Other high profile disputes include a $2.4 billion legal action by Spanish-controlled engineering firm Cimic Group Ltd. against Chevron and project manager KBR Inc. over a jetty project at Gorgon, off Western Australia state.
Cimic has entered arbitration over the dispute, according to its 2016 annual report, while also commencing separate U.S. court proceedings that are still ongoing. Chevron doesn’t publicly discuss the details of contractual dealings or litigation, a representative said. A KBR official didn’t immediately respond to a request for comment.
Inpex’s $37 billion Ichthys LNG project in Darwin has also been involved in legal proceedings. UGL, owned by Cimic, may enter arbitration with a contractor over alleged delays to the completion of a power plant, according to a regulatory filing by one of its partners in the venture. Inpex said it doesn’t comment on commercial matters.
The careful studying of contractual obligations contrasts with the fervor years earlier of companies concentrating on building giant facilities to feed Asia’s hunger for energy.
“Five years ago, there was so much work in front of everyone, there just wasn’t the focus on it,” said Melbourne lawyer Croagh. “We are getting into that phase where contractors are looking much more closely at the claims potentials. And I think owners are looking more closely at what rights they have.”
The success of legal claims will ultimately dictate the profitability of LNG plants, which have already stretched some of their owners into uncomfortable debt levels, said John Cooper, a Brisbane-based partner with U.S. law firm Jones Day.
“Simple mathematics will tell you that a win or a loss is going to have an impact on the profitability of projects,” Cooper said. “If you’re calculating it on a return on investment basis, if the capital value goes up, that will have an impact.”
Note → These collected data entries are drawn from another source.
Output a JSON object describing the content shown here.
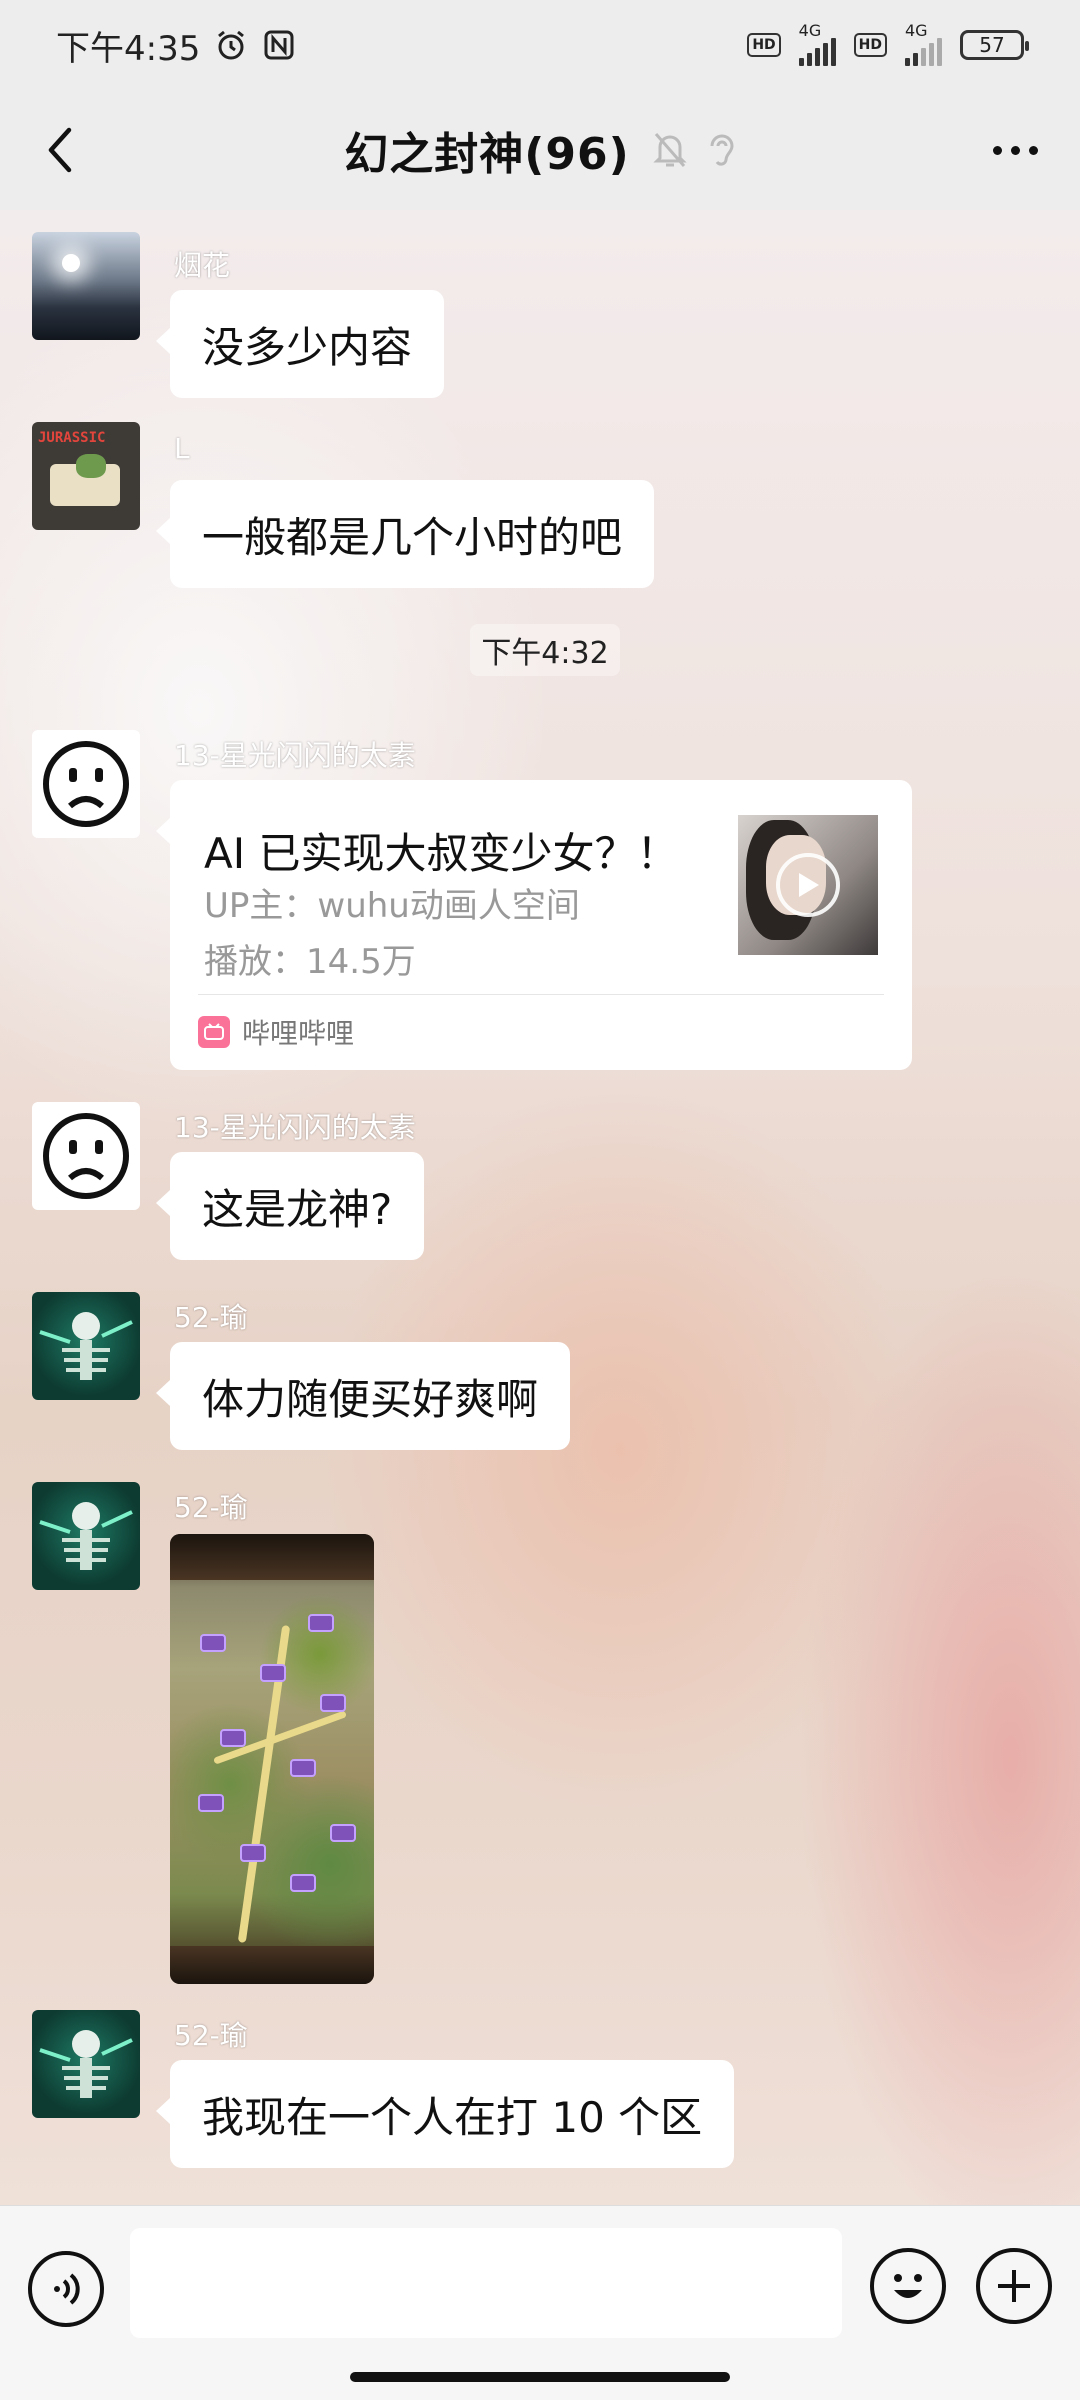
{
  "status_bar": {
    "time": "下午4:35",
    "alarm_icon": "alarm-icon",
    "nfc_icon": "nfc-icon",
    "hd1": "HD",
    "net1": "4G",
    "hd2": "HD",
    "net2": "4G",
    "battery": "57"
  },
  "header": {
    "title": "幻之封神(96)",
    "mute_icon": "bell-muted-icon",
    "ear_icon": "ear-icon",
    "more_icon": "more-icon",
    "back_icon": "back-icon"
  },
  "messages": [
    {
      "type": "text",
      "sender": "烟花",
      "text": "没多少内容"
    },
    {
      "type": "text",
      "sender": "L",
      "text": "一般都是几个小时的吧"
    },
    {
      "type": "time",
      "text": "下午4:32"
    },
    {
      "type": "card",
      "sender": "13-星光闪闪的太素",
      "title": "AI 已实现大叔变少女？！",
      "up": "UP主：wuhu动画人空间",
      "plays": "播放：14.5万",
      "source": "哔哩哔哩"
    },
    {
      "type": "text",
      "sender": "13-星光闪闪的太素",
      "text": "这是龙神?"
    },
    {
      "type": "text",
      "sender": "52-瑜",
      "text": "体力随便买好爽啊"
    },
    {
      "type": "image",
      "sender": "52-瑜"
    },
    {
      "type": "text",
      "sender": "52-瑜",
      "text": "我现在一个人在打 10 个区"
    }
  ],
  "input_bar": {
    "voice_icon": "voice-icon",
    "emoji_icon": "emoji-icon",
    "plus_icon": "plus-icon",
    "placeholder": ""
  }
}
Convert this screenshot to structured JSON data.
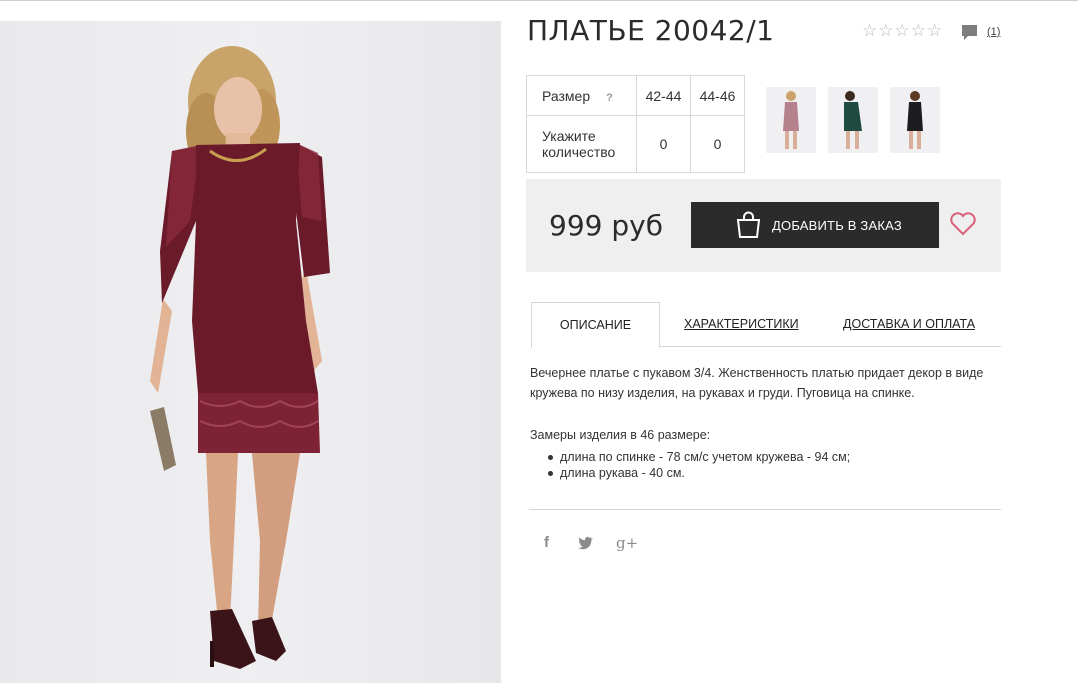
{
  "product": {
    "title": "ПЛАТЬЕ 20042/1",
    "rating_count": "(1)",
    "price": "999 руб"
  },
  "sizes": {
    "size_label": "Размер",
    "help_mark": "?",
    "qty_label": "Укажите количество",
    "columns": [
      "42-44",
      "44-46"
    ],
    "quantities": [
      "0",
      "0"
    ]
  },
  "actions": {
    "add_to_order": "ДОБАВИТЬ В ЗАКАЗ"
  },
  "tabs": [
    {
      "label": "ОПИСАНИЕ",
      "active": true
    },
    {
      "label": "ХАРАКТЕРИСТИКИ",
      "active": false
    },
    {
      "label": "ДОСТАВКА И ОПЛАТА",
      "active": false
    }
  ],
  "description": {
    "text": "Вечернее платье с пукавом 3/4. Женственность платью придает декор в виде кружева по низу изделия, на рукавах и груди. Пуговица на спинке.",
    "measures_title": "Замеры изделия в 46 размере:",
    "measures": [
      "длина по спинке - 78 см/с учетом кружева - 94 см;",
      "длина рукава - 40 см."
    ]
  },
  "thumbnails": [
    {
      "name": "burgundy",
      "color": "#8a3a48"
    },
    {
      "name": "green",
      "color": "#1f4a40"
    },
    {
      "name": "black",
      "color": "#1d1d1f"
    }
  ],
  "social": {
    "facebook": "f",
    "twitter": "t",
    "google": "g+"
  },
  "colors": {
    "dress": "#6b1a2a",
    "button": "#2b2b2b",
    "heart": "#d8607a",
    "price_box": "#efefef"
  }
}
Some of the blame over the struggle to keep projects on both budget and schedule may lie with poorly defined contracts and changes to the scope of works in the early stages of projects, according to consultancy Wood Mackenzie Ltd. While feuding between operators and contractors fluctuates through the energy sector’s boom and bust cycles, the slowdown in new LNG developments coming to market has intensified the battle for cash flow.
“Contractors, under financial pressure and with limited alternative work flow, are now in a difficult spot,” said Saul Kavonic, lead analyst for Australia with Wood Mackenzie. “A rise in legal disputes, as both operators and contractors focus on cost cutting and minimizing spend, is therefore not unexpected.”
Even so, those hoping for a quick resolution may be left disappointed. Hearings on the Gorgon dispute aren’t expected to start until 2019, according to Cimic’s last annual report.
“Anyone who can have a major claim resolved in less than 18 months is doing very well,” said Norton Rose Fulbright’s Croagh. “And a period of two to three years is not uncommon for a very substantial claim.”